Selena memanggilku, dia sepertinya semangat sekali. Air mukanya menampakkan raut bahagia setidaknya menurutku. Dia berlari ke arahku, melesak bagai komet. Kenapa coba, tidak jalan saja?

"Aku punya ide yang gemilang!" dia berkata, berbinar. "Aku punya benih bunga Matahari! Bagaimana kalau kita menanamnya? Itu ide yang gemilang bukan?" Selena tersenyum, bahagia.
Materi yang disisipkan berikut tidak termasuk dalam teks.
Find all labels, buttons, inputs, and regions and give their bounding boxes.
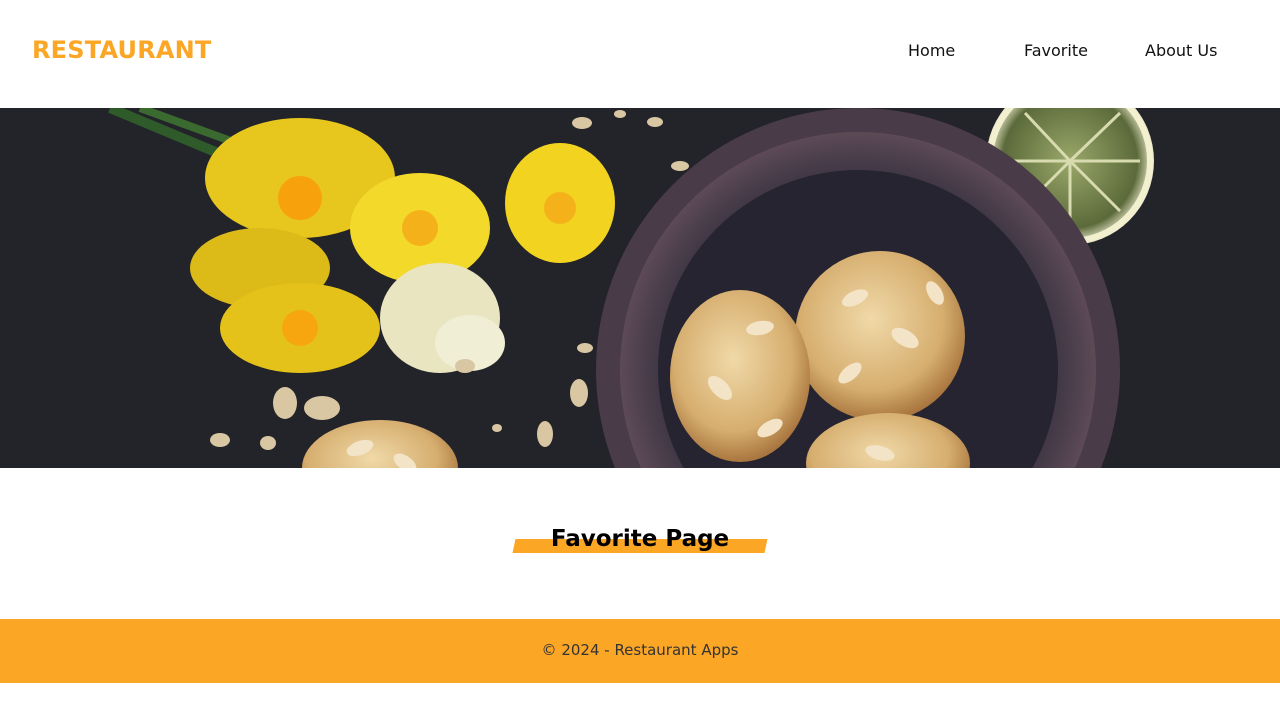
nav-about-us[interactable]: About Us: [1145, 41, 1217, 60]
hero-food-illustration: [0, 108, 1280, 468]
footer-copyright: © 2024 - Restaurant Apps: [541, 641, 739, 659]
nav-home[interactable]: Home: [908, 41, 955, 60]
page-title: Favorite Page: [550, 526, 730, 552]
site-footer: © 2024 - Restaurant Apps: [0, 619, 1280, 683]
nav-favorite[interactable]: Favorite: [1024, 41, 1088, 60]
site-header: RESTAURANT Home Favorite About Us: [0, 0, 1280, 108]
hero-image: [0, 108, 1280, 468]
main-nav: Home Favorite About Us: [0, 41, 1280, 65]
page-title-section: Favorite Page: [0, 520, 1280, 570]
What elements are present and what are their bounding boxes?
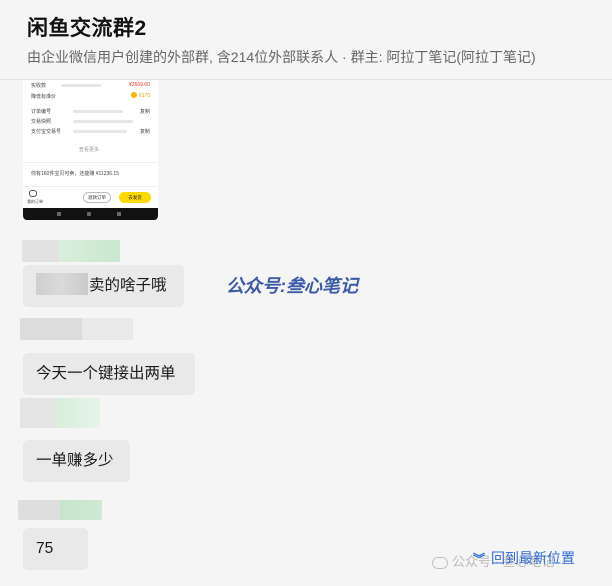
screenshot-row-label: 支付宝交易号	[31, 129, 62, 135]
double-chevron-down-icon: ︾	[473, 552, 486, 566]
blurred-text	[73, 110, 123, 113]
screenshot-row-value: ¥2669.60	[129, 82, 150, 88]
orders-label: 我的订单	[27, 199, 43, 204]
screenshot-bottom-bar: 我的订单 退款订单 去发货	[23, 186, 158, 208]
chat-header: 闲鱼交流群2 由企业微信用户创建的外部群, 含214位外部联系人 · 群主: 阿…	[0, 0, 612, 80]
message-bubble[interactable]: 卖的啥子哦	[23, 265, 184, 307]
copy-label: 复制	[140, 129, 151, 135]
menu-icon	[57, 212, 61, 216]
android-nav-bar	[23, 208, 158, 220]
message-bubble[interactable]: 75	[23, 528, 88, 570]
earnings-summary: 你有160件宝贝可卖，还能赚 ¥11236.15	[31, 171, 119, 177]
message-text: 今天一个键接出两单	[36, 365, 176, 382]
chat-icon	[29, 190, 37, 197]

"Ya, dan kita akan menanamnya dimana, Sel? Di Ruang Biologi? Apa kamu tidak kapok diomel Bu Rina karena menanam Mawar–Rosie kita–di Taman Obat?"

Dia tersenyum lebar. Astaga, itu lebih mirip seringai–atau cengiran? Entahlah. Yang jelas ada ide menyeramkan di balik senyumnya itu. "Di halaman belakang sekolah! Bagaimana? Tidak ada yang akan mengiranya, bukan? Iya, kan? Iya, kan? Ayolah! Ya, ya, ya!"

"Kapan kita akan menanamnya? Hmm, nanti bagaimana? Kamu naik sepeda, kan? Tidak dijemput Papamu, kan? Ya, kita menanamnya nanti sore, ya, ya, ya? Aku tunggu, ya." Dia berbicara sendiri sampai bel masuk berdentang.

....

"Ayo menanamnya, Lesh! Jangan tertinggal, oke? Ayo, Lesh! Ayo! Sini, aku tarik." Selena menggeret lenganku sampai di halaman belakang sekolah. Tempat itu indah andai saja sampahnya dihilangkan. Dan rumputnya dipangkas.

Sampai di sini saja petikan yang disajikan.